Fishing about and about fishing

 

A chapter in a book to be published by the Bulgarian Academy of Sciences

 

INTRODUCTION

 

The adequacy and validity of the Western World fisheries science and the consequent fisheries management in the, so called, “developed countries” is critically discussed. The reliability of mathematical/statistical models of fish population dynamics supported by acoustic surveys, which generate single-species stock assessments, is inherently dependent on stable and comprehensive real-time field data. However, even if such data are available, the equilibrium assumptions, on which the fisheries management is based, might be misleading, although accepted by official science.

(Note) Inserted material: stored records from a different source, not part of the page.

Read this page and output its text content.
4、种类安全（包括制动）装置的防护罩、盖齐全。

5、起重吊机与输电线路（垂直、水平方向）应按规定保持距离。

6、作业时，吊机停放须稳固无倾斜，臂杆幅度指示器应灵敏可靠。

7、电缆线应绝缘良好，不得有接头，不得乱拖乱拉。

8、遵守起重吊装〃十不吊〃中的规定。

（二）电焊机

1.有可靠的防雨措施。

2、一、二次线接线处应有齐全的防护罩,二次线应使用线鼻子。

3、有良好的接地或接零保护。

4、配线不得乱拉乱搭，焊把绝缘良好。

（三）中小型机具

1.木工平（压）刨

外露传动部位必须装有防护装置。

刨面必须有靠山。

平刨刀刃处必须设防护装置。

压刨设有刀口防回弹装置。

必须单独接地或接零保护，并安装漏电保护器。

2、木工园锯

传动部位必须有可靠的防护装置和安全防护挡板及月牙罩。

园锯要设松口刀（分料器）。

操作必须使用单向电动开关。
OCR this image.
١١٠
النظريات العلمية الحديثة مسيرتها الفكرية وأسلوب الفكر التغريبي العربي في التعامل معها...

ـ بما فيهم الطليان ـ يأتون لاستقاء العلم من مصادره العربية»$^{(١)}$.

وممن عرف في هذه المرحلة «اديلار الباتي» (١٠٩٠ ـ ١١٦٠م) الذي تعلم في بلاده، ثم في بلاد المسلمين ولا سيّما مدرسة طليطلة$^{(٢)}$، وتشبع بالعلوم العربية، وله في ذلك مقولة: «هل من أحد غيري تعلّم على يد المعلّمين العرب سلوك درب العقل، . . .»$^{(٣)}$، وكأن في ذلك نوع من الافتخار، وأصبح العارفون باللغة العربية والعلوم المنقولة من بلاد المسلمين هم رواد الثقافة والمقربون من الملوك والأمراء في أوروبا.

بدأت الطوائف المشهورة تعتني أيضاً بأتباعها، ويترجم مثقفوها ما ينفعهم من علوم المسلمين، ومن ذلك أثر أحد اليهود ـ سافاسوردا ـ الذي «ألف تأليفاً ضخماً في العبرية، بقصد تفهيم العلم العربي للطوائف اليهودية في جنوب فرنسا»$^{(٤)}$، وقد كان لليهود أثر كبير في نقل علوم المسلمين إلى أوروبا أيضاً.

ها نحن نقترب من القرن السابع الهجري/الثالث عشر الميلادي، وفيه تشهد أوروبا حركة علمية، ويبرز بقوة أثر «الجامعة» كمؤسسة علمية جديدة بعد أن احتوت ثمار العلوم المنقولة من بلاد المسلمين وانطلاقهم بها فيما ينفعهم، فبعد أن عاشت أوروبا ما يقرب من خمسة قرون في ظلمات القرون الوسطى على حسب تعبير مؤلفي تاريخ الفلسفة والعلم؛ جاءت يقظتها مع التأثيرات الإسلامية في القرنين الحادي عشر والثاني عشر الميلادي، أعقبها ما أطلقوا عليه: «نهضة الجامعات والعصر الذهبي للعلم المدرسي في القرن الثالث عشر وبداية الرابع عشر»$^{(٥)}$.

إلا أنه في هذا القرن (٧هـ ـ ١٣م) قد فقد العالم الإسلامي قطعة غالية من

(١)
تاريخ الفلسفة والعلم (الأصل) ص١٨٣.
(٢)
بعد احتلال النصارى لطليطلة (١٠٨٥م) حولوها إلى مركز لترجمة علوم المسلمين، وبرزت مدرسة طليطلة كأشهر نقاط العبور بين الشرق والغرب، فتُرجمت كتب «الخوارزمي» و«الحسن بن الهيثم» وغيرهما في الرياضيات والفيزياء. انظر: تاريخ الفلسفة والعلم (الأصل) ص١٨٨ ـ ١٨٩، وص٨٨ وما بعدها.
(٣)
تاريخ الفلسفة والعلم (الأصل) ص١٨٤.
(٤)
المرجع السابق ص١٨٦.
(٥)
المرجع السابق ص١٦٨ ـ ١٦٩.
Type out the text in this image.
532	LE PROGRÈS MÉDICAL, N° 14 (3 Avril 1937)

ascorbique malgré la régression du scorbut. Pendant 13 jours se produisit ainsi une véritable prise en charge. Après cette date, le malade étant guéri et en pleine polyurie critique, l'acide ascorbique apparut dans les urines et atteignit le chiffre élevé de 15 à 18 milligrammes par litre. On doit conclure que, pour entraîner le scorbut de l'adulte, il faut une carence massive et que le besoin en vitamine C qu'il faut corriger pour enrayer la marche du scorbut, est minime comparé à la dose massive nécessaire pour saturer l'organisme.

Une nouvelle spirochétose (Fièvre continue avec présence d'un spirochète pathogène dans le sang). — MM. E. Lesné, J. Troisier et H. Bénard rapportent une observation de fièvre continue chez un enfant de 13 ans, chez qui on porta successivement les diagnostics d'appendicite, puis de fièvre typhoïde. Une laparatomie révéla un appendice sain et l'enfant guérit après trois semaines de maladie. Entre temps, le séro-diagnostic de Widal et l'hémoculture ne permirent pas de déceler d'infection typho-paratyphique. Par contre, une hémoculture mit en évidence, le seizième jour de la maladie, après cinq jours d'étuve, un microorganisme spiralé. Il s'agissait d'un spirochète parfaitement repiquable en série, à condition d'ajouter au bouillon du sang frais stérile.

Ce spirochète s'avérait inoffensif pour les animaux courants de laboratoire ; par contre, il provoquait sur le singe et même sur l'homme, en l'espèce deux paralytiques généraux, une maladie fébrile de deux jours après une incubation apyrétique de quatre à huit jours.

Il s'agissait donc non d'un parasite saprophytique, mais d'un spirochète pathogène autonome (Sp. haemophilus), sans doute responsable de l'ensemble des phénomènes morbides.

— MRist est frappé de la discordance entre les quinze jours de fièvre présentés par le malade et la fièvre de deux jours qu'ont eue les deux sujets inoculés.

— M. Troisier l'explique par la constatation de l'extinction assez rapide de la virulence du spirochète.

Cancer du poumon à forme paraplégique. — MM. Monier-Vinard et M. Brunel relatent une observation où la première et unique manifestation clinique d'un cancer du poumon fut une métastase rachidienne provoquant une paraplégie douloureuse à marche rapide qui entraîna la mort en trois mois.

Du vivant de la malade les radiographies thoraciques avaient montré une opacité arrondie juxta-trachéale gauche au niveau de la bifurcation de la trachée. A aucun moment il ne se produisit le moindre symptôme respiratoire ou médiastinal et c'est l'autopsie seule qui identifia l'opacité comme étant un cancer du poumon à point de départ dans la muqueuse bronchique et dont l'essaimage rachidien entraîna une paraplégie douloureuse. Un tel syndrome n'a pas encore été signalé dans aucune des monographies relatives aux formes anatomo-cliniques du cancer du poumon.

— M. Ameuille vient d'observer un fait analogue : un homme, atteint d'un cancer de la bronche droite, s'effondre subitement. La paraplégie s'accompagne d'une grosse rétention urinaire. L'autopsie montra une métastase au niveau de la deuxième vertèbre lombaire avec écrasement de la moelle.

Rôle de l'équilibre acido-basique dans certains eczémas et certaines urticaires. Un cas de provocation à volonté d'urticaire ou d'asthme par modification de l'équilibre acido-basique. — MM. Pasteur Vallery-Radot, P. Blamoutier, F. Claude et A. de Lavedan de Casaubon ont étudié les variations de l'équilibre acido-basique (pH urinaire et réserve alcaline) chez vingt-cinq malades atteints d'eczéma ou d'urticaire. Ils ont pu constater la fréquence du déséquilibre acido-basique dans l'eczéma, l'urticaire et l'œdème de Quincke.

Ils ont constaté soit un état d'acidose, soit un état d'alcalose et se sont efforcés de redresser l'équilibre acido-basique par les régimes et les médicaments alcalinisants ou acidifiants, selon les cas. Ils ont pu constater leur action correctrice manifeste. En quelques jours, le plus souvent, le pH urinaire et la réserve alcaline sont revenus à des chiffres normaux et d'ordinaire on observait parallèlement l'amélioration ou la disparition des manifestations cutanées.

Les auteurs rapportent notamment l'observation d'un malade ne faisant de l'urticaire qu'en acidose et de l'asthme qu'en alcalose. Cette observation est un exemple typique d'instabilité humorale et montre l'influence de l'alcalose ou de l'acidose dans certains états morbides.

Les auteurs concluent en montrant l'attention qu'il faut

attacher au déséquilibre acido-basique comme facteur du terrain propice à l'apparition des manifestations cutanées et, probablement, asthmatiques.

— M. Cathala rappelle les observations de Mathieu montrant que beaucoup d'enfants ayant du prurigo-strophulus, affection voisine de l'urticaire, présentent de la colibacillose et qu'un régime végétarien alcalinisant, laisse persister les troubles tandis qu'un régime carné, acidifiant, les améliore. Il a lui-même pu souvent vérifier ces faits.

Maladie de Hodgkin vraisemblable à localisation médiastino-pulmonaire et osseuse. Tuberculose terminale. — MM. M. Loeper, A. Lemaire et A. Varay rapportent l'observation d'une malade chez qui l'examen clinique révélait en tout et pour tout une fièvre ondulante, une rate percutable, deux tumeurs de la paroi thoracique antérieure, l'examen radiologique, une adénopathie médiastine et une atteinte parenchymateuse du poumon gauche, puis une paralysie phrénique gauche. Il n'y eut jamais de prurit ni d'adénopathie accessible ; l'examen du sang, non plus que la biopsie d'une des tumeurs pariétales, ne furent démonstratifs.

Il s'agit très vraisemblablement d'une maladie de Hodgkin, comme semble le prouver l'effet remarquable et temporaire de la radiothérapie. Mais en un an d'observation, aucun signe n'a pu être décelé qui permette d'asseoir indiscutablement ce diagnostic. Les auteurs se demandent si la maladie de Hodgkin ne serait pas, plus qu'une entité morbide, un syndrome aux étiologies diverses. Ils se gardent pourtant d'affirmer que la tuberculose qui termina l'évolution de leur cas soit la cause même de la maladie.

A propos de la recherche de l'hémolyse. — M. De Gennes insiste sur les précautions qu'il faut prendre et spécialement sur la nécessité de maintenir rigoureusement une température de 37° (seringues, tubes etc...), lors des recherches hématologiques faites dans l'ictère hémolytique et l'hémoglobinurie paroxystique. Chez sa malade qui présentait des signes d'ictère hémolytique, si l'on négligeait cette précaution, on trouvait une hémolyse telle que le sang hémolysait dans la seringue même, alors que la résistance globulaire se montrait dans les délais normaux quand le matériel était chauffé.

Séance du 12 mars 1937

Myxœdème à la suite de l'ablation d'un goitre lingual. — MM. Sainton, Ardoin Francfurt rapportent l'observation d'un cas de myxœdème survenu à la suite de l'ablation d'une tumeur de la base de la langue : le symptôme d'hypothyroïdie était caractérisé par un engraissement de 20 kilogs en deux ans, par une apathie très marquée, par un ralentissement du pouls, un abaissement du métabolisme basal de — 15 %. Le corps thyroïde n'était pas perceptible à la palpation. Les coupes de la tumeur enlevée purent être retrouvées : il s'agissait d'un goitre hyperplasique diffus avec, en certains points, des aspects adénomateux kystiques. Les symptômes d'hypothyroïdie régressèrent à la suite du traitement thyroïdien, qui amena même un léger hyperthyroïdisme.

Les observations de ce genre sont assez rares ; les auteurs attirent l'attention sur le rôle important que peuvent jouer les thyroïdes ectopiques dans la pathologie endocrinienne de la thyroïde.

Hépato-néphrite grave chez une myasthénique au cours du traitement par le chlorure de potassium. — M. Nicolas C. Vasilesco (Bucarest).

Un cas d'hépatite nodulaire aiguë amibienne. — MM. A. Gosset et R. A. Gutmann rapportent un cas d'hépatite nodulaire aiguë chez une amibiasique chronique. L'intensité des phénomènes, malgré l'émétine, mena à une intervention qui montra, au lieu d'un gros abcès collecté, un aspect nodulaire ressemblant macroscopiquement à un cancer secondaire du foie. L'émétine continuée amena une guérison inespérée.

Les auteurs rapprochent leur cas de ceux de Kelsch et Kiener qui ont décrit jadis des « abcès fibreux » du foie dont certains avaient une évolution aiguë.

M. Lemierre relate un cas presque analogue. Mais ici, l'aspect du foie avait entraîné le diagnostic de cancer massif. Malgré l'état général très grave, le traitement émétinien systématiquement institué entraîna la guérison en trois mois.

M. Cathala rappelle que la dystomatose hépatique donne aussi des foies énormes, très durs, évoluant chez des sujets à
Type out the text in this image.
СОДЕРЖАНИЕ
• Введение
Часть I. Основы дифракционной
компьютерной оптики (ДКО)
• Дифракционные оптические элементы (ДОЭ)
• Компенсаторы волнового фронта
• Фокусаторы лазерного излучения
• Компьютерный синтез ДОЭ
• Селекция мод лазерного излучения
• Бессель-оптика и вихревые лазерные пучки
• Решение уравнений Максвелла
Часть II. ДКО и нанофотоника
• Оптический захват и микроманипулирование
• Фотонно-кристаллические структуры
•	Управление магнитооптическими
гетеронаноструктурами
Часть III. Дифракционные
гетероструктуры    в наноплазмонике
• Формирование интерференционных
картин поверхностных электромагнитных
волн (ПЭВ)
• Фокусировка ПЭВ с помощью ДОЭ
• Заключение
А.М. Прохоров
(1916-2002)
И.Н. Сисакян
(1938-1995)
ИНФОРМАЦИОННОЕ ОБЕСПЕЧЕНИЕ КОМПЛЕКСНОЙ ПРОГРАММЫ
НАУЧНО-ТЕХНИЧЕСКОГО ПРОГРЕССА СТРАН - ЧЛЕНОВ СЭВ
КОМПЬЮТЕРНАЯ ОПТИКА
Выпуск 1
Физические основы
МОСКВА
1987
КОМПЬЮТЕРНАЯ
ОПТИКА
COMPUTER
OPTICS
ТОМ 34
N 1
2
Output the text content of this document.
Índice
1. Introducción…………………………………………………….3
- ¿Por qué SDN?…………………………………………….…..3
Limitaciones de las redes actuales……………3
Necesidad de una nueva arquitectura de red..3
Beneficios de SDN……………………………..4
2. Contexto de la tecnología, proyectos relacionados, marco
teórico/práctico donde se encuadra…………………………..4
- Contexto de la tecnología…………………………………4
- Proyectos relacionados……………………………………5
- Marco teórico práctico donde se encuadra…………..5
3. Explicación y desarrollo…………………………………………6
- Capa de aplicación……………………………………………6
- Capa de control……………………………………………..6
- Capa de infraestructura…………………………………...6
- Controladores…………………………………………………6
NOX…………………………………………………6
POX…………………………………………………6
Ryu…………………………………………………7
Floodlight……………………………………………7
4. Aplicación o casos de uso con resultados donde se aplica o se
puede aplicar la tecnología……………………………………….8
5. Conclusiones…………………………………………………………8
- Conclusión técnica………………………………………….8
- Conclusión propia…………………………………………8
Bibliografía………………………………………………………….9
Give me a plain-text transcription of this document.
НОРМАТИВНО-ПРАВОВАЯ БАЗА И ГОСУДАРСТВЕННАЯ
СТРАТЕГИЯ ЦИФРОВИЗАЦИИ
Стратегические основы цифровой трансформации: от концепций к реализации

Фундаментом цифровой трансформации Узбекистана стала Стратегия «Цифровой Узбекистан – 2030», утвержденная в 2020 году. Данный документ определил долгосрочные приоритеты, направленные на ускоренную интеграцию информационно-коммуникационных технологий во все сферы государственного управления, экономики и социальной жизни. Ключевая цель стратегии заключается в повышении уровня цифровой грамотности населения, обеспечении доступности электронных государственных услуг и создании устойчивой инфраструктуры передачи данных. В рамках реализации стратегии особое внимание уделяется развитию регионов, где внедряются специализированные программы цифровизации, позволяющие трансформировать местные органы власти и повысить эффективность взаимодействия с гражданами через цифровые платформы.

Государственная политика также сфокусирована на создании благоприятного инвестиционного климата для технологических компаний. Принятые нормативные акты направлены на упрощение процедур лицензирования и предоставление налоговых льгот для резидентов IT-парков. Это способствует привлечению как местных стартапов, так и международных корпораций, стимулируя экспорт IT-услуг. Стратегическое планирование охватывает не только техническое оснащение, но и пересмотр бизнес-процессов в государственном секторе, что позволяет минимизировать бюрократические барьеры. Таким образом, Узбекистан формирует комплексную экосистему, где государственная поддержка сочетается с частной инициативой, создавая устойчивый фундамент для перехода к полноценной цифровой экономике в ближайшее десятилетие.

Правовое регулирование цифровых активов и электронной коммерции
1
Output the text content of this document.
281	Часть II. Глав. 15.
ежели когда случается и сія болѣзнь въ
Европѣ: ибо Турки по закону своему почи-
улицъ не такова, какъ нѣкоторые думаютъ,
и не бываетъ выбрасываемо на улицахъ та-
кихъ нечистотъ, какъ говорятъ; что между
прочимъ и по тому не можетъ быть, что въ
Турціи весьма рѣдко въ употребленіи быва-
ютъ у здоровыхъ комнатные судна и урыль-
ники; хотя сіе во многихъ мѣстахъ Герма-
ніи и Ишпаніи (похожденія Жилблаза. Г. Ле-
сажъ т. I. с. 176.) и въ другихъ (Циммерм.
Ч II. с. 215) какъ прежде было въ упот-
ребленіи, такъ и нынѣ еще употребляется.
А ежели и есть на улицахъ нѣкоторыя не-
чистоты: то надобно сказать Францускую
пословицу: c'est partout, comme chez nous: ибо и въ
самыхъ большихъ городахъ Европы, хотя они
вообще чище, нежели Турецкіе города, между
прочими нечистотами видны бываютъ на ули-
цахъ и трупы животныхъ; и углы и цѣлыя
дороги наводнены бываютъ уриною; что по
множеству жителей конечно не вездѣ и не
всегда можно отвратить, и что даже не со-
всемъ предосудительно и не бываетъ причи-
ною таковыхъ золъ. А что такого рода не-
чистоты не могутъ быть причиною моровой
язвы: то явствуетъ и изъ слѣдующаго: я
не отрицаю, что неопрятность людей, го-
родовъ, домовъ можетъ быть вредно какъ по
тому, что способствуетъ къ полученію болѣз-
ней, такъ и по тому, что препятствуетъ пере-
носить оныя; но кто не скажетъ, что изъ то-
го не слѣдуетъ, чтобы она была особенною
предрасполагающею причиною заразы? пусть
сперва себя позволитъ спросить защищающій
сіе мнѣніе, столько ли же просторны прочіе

Other misleading assumptions, pointed out by the chapter author, are that the natural mortality constant and the fishing mortality rates may serve as the only factors determining the fish stocks size fluctuations. Management, which is based on those assumptions, often does not pay sufficient attention to the human factor in fishing activities, while disregarding most if not all environmental, abiotic and biotic, natural and anthropogenic factors that do affect fluctuations of fish populations' size.

 

Currently a number of generations of western fisheries scientists have been trained in line with this paradigm, to which they stick due to mental and institutional inertia. However, since fisheries presents a dynamic process where fish, fisherman, and ever-changing environment interact, it is not surprising that the western fisheries management cannot be but deficient. In addition such canonical assumptions as: the larger is the spawning stock, the larger is the recruitment, single species catch management is the cure for all diseases, fishing must   be  size selective, and models can be still valid without input of environmental data, must be seriously questioned.

 

For over a century, scientists, independent of the institutional pressure and inertia have been notifying the real issues in fisheries ecology, publishing scientific reports, books and papers, trying to set a realistic and appropriate course for fish stock management, so far, however, with little success. Currently, only too many fishery-management scientists are spending most of their time in operating, analyzing, and discussing computer models in their efforts to circumvent insufficient information and large data flaws. They do it  by manipulating their models, while using mathematical/statistical exercises. Unfortunately this practice comes at the expense of sea-born research, on-board sampling, data collection, and analysis, and keeps the scientists away from seas, fish, and also from fishermen and their knowledge.